WorleyParsons CFO told earnings targets a ‘stretch’, email reveals
ACA Lawyers 2018-08-06 11:04 pm By Christine Caulfield | Melbourne

A week before WorleyParson’s CEO promised shareholders net profits in excess of $322 million for the 2014 financial year, the engineering group’s global finance director told its CFO that the company’s earnings targets were “a stretch”, according to an email uncovered in a shareholder class action.

Global finance director Michael Daly warned CFO Simon Holt in the email on August 7, 2013 that there was a “strong sense” within the company that the 2014 targets for both the full year and half year were a”stretch”.

“And I agree with that given current performance and the reliance on timely realisation of the cost saving targets,” Daly says in the email, referred to in a second further amended statement of claim filed in the Federal Court last week.

WorleyParsons is accused of misleading the market with overly positive earnings guidance for the 2014 financial year in presentations to the market in August and October 2013.

The class action alleges company executives, including CEO Andrew Wood and Holt, were aware that there was no reasonable basis for the earnings guidance, which was downgraded on November 20, 2013.
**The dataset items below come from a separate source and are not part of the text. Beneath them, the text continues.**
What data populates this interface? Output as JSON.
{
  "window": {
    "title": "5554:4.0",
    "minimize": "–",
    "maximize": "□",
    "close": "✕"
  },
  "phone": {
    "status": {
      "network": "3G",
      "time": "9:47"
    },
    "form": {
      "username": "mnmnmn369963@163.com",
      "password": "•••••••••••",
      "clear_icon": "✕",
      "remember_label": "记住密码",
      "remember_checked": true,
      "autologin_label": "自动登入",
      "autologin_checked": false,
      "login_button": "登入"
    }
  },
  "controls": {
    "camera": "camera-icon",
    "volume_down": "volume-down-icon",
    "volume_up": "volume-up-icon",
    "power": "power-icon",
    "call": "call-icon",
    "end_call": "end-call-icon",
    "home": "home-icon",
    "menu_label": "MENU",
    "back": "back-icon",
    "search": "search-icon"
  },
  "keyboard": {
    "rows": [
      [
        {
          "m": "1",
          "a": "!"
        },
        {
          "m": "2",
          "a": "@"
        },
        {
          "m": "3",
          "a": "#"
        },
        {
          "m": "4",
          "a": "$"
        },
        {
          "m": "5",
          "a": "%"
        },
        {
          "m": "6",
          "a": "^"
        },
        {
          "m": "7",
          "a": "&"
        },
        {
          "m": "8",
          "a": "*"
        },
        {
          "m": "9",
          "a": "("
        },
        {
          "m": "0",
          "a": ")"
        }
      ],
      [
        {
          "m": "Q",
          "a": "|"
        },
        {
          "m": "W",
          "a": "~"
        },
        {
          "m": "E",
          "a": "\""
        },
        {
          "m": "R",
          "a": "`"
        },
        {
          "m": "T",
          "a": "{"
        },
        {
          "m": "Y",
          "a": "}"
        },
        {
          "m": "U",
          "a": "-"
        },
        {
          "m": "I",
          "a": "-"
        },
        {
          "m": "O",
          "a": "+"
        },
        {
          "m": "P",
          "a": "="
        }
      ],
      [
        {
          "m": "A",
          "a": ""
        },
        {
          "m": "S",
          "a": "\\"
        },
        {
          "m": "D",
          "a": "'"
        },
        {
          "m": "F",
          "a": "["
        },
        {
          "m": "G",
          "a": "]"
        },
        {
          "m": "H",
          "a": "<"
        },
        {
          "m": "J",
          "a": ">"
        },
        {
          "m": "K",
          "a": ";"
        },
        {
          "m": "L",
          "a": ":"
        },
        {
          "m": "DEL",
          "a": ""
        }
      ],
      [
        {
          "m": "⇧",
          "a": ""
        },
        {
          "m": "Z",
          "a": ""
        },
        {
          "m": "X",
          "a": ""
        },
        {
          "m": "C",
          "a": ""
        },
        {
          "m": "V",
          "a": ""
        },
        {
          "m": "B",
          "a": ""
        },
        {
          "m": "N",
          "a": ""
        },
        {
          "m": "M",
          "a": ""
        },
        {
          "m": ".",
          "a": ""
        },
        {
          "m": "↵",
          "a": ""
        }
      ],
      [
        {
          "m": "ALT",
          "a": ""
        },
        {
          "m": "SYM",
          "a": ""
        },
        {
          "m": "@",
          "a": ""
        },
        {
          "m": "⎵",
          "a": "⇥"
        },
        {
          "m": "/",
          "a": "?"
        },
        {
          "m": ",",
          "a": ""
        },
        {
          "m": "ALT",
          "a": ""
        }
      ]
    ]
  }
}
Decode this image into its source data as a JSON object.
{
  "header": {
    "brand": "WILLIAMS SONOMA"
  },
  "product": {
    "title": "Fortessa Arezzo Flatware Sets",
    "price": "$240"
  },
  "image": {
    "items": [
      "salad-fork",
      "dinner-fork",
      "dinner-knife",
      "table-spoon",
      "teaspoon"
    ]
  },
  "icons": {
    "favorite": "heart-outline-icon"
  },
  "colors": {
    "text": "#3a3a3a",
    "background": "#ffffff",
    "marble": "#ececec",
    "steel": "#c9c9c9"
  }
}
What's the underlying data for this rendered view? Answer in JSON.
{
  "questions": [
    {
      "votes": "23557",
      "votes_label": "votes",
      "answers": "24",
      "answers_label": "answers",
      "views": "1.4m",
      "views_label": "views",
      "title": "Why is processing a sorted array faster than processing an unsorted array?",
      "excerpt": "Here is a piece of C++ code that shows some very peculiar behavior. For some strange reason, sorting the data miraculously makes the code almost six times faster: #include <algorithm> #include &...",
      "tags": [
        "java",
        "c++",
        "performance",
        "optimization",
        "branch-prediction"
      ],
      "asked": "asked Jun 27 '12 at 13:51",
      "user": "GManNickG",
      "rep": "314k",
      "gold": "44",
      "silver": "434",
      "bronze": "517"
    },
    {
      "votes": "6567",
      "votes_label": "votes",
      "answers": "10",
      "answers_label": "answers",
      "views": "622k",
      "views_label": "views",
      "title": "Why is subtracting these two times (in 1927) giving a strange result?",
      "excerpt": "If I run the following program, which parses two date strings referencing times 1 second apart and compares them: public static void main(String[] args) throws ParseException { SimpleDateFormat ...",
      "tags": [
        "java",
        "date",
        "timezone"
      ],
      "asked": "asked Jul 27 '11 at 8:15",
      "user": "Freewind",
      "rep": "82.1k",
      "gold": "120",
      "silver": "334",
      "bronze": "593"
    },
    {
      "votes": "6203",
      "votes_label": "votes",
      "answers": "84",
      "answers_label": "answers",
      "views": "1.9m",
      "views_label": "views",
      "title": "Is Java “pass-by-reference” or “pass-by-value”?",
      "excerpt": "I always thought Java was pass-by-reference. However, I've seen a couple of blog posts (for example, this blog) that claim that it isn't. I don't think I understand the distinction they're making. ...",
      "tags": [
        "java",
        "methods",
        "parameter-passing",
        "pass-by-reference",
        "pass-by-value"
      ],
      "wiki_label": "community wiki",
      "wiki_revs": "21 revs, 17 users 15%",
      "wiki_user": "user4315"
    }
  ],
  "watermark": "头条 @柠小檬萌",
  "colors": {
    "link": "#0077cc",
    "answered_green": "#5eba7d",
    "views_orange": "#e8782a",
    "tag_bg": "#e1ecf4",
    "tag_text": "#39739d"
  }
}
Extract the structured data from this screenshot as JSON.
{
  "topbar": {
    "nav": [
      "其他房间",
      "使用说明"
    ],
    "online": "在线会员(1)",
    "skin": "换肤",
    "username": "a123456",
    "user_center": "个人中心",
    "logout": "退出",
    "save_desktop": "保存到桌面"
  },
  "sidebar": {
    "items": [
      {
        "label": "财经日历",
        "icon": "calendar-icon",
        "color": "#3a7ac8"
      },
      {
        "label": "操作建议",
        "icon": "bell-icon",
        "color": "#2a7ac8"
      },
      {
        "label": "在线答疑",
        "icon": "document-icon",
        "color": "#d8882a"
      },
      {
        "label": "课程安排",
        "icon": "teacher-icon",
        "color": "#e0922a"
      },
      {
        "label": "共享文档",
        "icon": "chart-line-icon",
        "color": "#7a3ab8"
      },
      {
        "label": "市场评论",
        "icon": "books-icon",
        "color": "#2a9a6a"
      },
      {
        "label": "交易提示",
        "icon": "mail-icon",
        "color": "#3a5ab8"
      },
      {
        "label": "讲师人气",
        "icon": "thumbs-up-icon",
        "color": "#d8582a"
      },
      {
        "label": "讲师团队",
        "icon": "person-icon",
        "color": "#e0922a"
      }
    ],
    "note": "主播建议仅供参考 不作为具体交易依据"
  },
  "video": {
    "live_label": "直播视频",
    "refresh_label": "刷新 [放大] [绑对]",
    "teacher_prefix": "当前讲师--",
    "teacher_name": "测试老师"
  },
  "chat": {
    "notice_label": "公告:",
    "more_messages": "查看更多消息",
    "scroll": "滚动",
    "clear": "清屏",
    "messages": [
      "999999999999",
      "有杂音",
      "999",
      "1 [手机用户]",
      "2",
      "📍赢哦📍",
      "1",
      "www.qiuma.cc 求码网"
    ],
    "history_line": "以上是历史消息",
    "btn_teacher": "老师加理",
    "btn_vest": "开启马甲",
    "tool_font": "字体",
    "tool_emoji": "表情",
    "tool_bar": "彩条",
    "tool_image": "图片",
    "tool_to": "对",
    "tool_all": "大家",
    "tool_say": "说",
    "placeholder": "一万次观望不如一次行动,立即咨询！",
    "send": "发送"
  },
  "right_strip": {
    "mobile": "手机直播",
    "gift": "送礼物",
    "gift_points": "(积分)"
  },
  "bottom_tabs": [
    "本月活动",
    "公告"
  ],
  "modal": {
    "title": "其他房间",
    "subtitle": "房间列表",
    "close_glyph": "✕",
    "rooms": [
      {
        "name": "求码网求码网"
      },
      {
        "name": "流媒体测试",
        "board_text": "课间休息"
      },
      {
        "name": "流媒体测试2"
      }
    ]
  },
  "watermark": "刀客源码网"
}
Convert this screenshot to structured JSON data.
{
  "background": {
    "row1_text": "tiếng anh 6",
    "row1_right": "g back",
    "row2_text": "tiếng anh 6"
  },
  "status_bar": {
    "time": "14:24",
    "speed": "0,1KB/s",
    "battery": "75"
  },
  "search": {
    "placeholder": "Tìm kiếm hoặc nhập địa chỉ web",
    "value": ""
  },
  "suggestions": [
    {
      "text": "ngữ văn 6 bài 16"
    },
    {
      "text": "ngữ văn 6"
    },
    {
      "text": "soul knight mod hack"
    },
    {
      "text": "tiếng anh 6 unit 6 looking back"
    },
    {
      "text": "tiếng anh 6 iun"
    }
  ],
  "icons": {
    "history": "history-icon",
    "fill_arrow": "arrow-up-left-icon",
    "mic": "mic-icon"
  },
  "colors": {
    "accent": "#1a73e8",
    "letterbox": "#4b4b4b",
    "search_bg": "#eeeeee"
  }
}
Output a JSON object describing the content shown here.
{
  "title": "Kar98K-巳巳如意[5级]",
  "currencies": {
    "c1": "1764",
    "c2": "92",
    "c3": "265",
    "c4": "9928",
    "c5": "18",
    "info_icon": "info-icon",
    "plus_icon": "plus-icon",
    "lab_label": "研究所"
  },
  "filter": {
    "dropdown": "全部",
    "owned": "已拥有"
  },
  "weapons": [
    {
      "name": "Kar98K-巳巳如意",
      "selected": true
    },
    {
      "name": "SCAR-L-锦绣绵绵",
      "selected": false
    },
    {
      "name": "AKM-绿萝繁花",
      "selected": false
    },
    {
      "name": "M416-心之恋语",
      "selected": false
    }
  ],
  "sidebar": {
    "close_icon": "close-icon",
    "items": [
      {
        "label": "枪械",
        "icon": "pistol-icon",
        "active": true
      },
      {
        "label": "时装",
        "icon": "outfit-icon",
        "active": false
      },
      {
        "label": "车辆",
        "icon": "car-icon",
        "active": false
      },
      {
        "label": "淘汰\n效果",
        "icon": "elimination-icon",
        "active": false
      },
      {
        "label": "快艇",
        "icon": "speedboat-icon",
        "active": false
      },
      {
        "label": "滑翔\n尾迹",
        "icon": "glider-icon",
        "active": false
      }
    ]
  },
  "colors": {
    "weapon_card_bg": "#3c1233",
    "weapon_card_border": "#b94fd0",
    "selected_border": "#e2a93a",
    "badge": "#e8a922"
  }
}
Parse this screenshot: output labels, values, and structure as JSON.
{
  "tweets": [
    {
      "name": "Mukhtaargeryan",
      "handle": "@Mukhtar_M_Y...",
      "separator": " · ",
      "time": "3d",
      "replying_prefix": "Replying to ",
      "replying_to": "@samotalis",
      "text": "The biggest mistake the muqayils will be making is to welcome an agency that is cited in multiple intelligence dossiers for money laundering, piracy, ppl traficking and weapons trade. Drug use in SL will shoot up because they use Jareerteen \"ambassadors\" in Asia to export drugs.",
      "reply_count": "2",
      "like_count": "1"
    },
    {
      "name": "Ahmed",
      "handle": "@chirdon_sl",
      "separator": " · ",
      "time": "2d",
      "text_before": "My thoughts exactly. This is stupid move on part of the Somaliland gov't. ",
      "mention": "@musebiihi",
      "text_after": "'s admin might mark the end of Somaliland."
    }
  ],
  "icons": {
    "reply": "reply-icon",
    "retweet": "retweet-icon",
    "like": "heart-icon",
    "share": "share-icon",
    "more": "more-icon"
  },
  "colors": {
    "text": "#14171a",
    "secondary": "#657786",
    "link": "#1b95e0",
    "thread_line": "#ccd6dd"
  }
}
In another email, a top finance executive tells Daly he expects the earnings for the first half of 2014 will “shock the market”. The email was sent the day after an October 10, 2013 presentation to the market by Wood, in which he repeats positive earnings forecasts from August.

WorleyParson’s global director of corporate finance, John Allen tells Daly that he had “encouraged a more pessimistic outlook”, but that Wood and Holt “remained optimistic.”

“Andrew did talk to a lower H1, but unless we get some very good answers on [the] ATM [project] and some of our other disputed amounts, my personal view is that our first half number is going to shock the market – they will simply not believe that we can do double our first half in the second half (and I would have to say that I understand where they are coming from). I actually encouraged a more pessimistic outlook but Andrew Wood and Simon Holt remain optimistic,” Allen wrote.

The class action alleges that WorleyParsons, through its officers, was aware that its FY14 earnings would fall materially short of expectations and that the company breached its continuous disclosure obligations by not informing the market.

The earnings guidance made on six occasions in August and October ahead of the November 2013 downgrade was misleading and without reasonable basis, it claims.

The company lost a bid in January last year to have the statement of claim dismissed for abuse of process.

“The close proximity in time between the giving of the earnings guidance and the November earnings downgrade, in and of itself, is sufficient to require an explanation from WorleyParsons as to the basis upon which the August 2013 and October 2013 earnings guidance was given and the reasons for the change in WorleyParsons’ opinion as to future earnings between those dates and the date when the November earnings downgrade was given,” Justice Lindsay Foster said.

“WorleyParsons endeavoured to demonstrate that a satisfactory explanation of these matters was provided by WorleyParsons in its release to the ASX on 20 November 2013. Once again, however, this argument developed into a detailed consideration of matters which can only ultimately be determined at the trial.”

Crowley is represented by ACA Lawyers. WorleyParsons is represented by Herbert Smith Freehills.

The case is Larry Crowley v WorleyParsons Limited.